Le Journal de Quebec - Weekend
AMBIGUÏTÉ ET TRANSCENDANCE
Never Look Away
Un film de Florian Henckel von Donnersmarck Avec Tom Schilling, Sebastian Koch et Paula Beer
Avec sa fresque historique et romantique Never Look Away, Florian Henckel von Donnersmarck s’interroge sur l’art, les traumatismes de l’enfance, l’amour et les liens existant entre des individus de prime abord étrangers.
S’inspirant très librement de la vie du peintre allemand Gerhard Richter – qui s’est d’ailleurs insurgé contre l’inexactitude du long métrage – Never Look Away s’ouvre en 1937, dans l’Allemagne nazie, alors qu’Elizabeth (Saskia Rosendahl) emmène son jeune neveu Kurt (Cai Cohrs) à une exposition sur les artistes « dégénérés ». Mais Elizabeth, psychologiquement instable en cette ère de conformisme idéologique, doit être stérilisée et tuée, tout cela sur les ordres du professeur Carl Seeband (Sebastian Koch, impeccable en personnage ambigu qu’on ne parvient jamais à mépriser complètement).
Adolescent puis adulte, Kurt (Tom Schilling) est peintre. Sous domination soviétique, l’Allemagne de l’Est impose à tous ses artistes ce fameux « réalisme socialiste », exaltant les vertus prolétariennes. Kurt s’y soumet. Sa rencontre avec Ellie (Paula Beer), qui devient sa femme, le poussera à passer à l’ouest où il trouvera sa voix. VASTE RÉFLEXION
Il serait réducteur de ne voir dans cet immense Never Look Away (littéralement « Ne détourne jamais le regard ») qu’un procès du nazisme, qu’un parallèle entre les idéologies totalitaires, qu’un bridage de l’expression artistique sous toutes ses formes. La réflexion offerte dans ce film-fleuve de 188 minutes dépasse la politique, le social et l’historique. De plus, l’amour de Kurt et Ellie n’est pas la voie de la rédemption et de la paix.
C’est dans ces fils invisibles qui relient des individus entre eux que se trouve la clé de cette oeuvre superbe et forte, nommée aux Oscars dans la catégorie du meilleur film en langue étrangère et celle de la meilleure direction photo. Tout est interconnecté, tout dépend de tout. « Je comprends tout! Le code du monde!
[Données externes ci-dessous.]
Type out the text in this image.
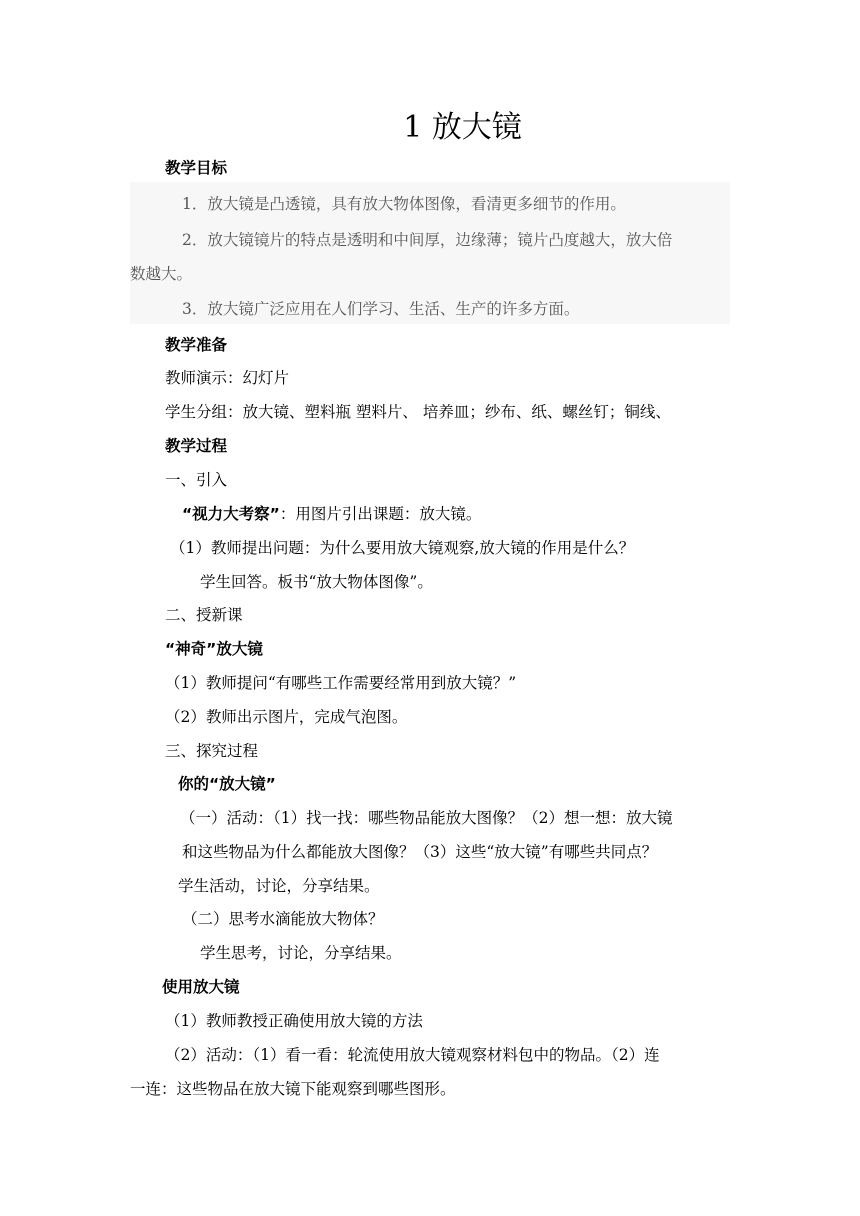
1 放大镜
教学目标
1．放大镜是凸透镜，具有放大物体图像，看清更多细节的作用。
2．放大镜镜片的特点是透明和中间厚，边缘薄；镜片凸度越大，放大倍
数越大。
3．放大镜广泛应用在人们学习、生活、生产的许多方面。
教学准备
教师演示：幻灯片
学生分组：放大镜、塑料瓶 塑料片、 培养皿；纱布、纸、螺丝钉；铜线、
教学过程
一、引入
“视力大考察”：用图片引出课题：放大镜。
（1）教师提出问题：为什么要用放大镜观察,放大镜的作用是什么？
学生回答。板书“放大物体图像”。
二、授新课
“神奇”放大镜
（1）教师提问“有哪些工作需要经常用到放大镜？”
（2）教师出示图片，完成气泡图。
三、探究过程
你的“放大镜”
（一）活动：（1）找一找：哪些物品能放大图像？（2）想一想：放大镜
和这些物品为什么都能放大图像？（3）这些“放大镜”有哪些共同点？
学生活动，讨论，分享结果。
（二）思考水滴能放大物体？
学生思考，讨论，分享结果。
使用放大镜
（1）教师教授正确使用放大镜的方法
（2）活动：（1）看一看：轮流使用放大镜观察材料包中的物品。（2）连
一连：这些物品在放大镜下能观察到哪些图形。
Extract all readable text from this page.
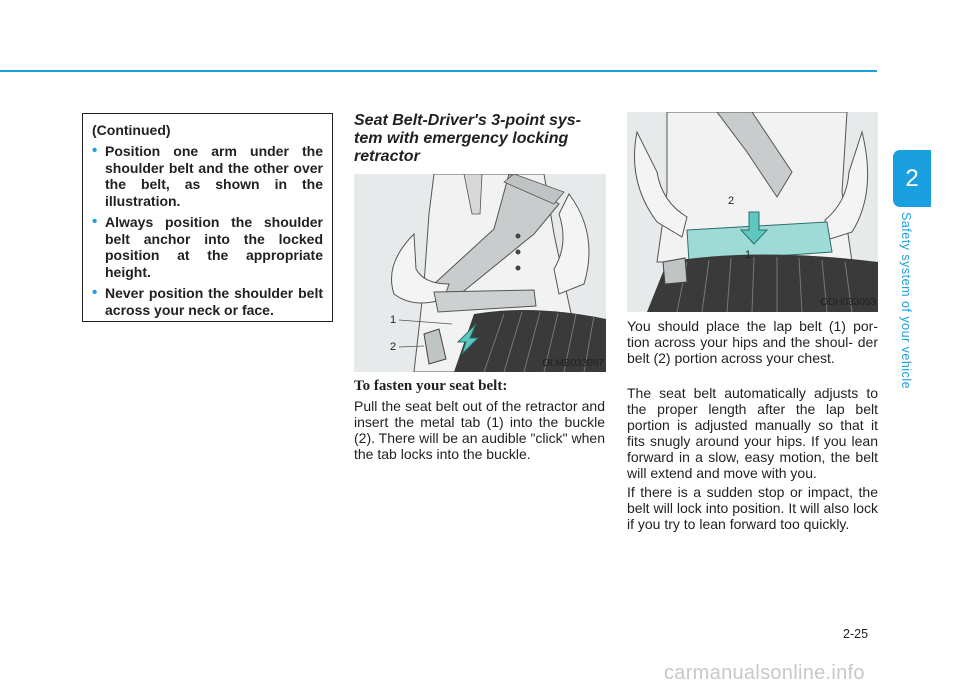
2
Safety system of your vehicle
(Continued)
• Position one arm under the shoulder belt and the other over the belt, as shown in the illustration.
• Always position the shoulder belt anchor into the locked position at the appropriate height.
• Never position the shoulder belt across your neck or face.
Seat Belt-Driver's 3-point sys- tem with emergency locking retractor
1
2
OLMB033087
To fasten your seat belt:
Pull the seat belt out of the retractor and insert the metal tab (1) into the buckle (2). There will be an audible "click" when the tab locks into the buckle.
2
1
ODH033053
You should place the lap belt (1) por- tion across your hips and the shoul- der belt (2) portion across your chest.
The seat belt automatically adjusts to the proper length after the lap belt portion is adjusted manually so that it fits snugly around your hips. If you lean forward in a slow, easy motion, the belt will extend and move with you.
If there is a sudden stop or impact, the belt will lock into position. It will also lock if you try to lean forward too quickly.
2-25
carmanualsonline.info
Je n’ai plus à avoir peur », s’exclame à ce sujet Kurt, lancé à la recherche de sa vérité.
On pourrait reprocher au cinéaste Florian Henckel von Donnersmarck de ne pas avoir su abréger son scénario, mais ce serait oublier les nécessaires explications, le cheminement réflexif qui permet de transcender la souffrance pour ne plus voir que la beauté.